Pollinator ‘sky rise’ is all the buzz in Como Park
A new high-rise just went up in Como Park and tenants are—excuse the pun—just buzzing to get in.
Part sculpture, part science experiment, the pollinator “sky rise” will provide permanent housing for wild bee species and other pollinators, including butterflies. The structure is a collaboration between Public Art St. Paul and the University of Minnesota’s Bee Lab, which will use it to study of how wild bees use human-made bee structures.
The sky rise was installed in early September along the bike and walking paths at Lake Como, near the intersection of West Como Boulevard, Nagasaki Road and Horton Avenue.
The first of several planned, the sky rise is part of Public Art’s Bee Real Bee Everywhere initiative, which aims to highlight the loss of natural habitat for bees and other pollinators.

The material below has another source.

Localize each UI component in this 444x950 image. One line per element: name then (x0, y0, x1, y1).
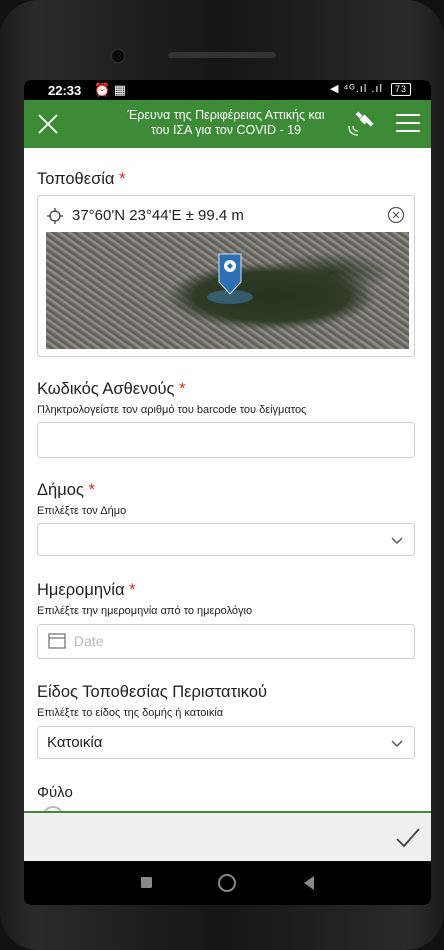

Lead artists on the project are Christine Baeumler, associate professor of interdisciplinary art and social practice at the U; Amanda Lovelee, city artist for Public Art St. Paul; and Julie Benda, a Minneapolis artist whose background includes forest ecology, ethno-botany and agriculture along or near the Great Lakes.

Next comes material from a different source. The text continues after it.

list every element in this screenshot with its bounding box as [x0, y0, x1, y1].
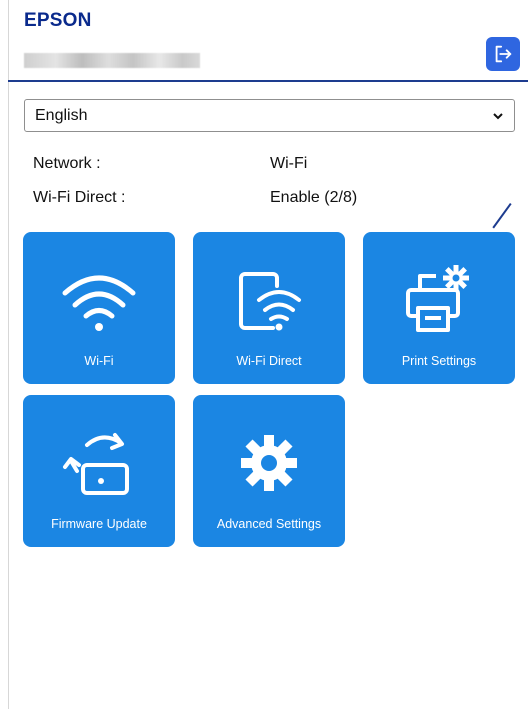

Bee Lab researcher Colleen Satyshur and Baeumler were awarded a $245,000 Minnesota Futures Grant from the U to work together to test the design, use and effectiveness of this bee house.
The Como sky rise is about 4 feet high and 3 feet in diameter. It’s metal framework and multi-paneled wooden forms were engineered to attract and house different species of bees and butterflies. It sits atop a 9-foot pole near a bench on the lake’s walkway. A second sky rise is planned for installation at Lake Phalen later this fall, and there are plans to install one on the U’s St. Paul campus in Falcon Heights.

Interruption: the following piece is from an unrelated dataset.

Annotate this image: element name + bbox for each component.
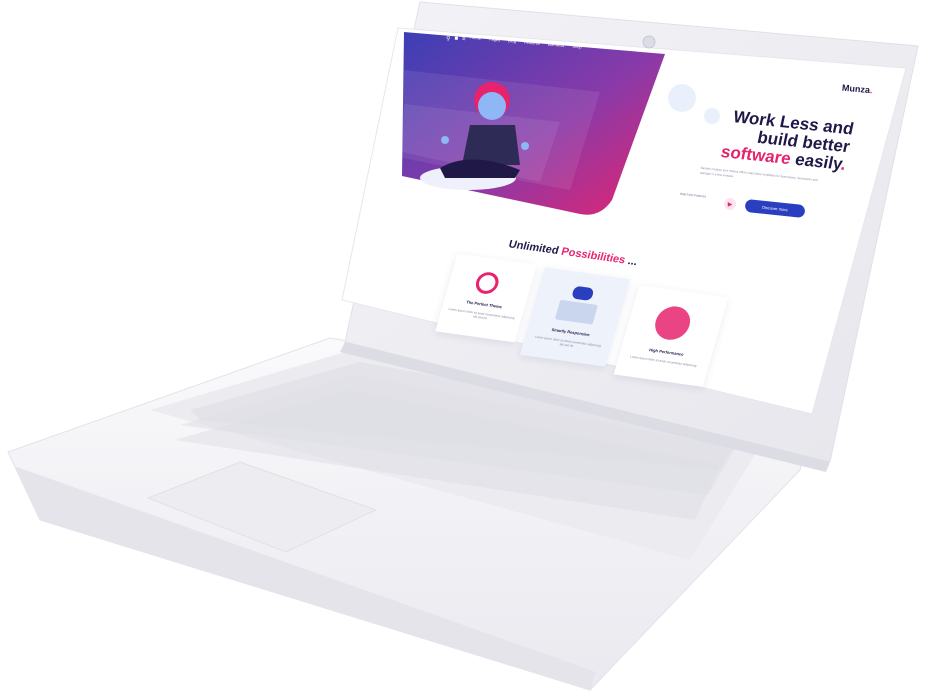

A celebration of the Como sky rise was held Sept. 13 and included a visit from the Office of Urban Pollen Exchange, a bike cart with fun materials that education assistants have been taking to festivals, farmers markets, libraries and other gathering places to engage people about the importance of helping to sustain the bee and pollinator populations.
The Sept. 13 event was part of Public Art St. Paul’s year-long 30th-anniversary celebration. The nonprofit organization works with the city of St. Paul to research and plan public projects and developments and commission, produce and tend to public art.
Very nice article about a something new and different.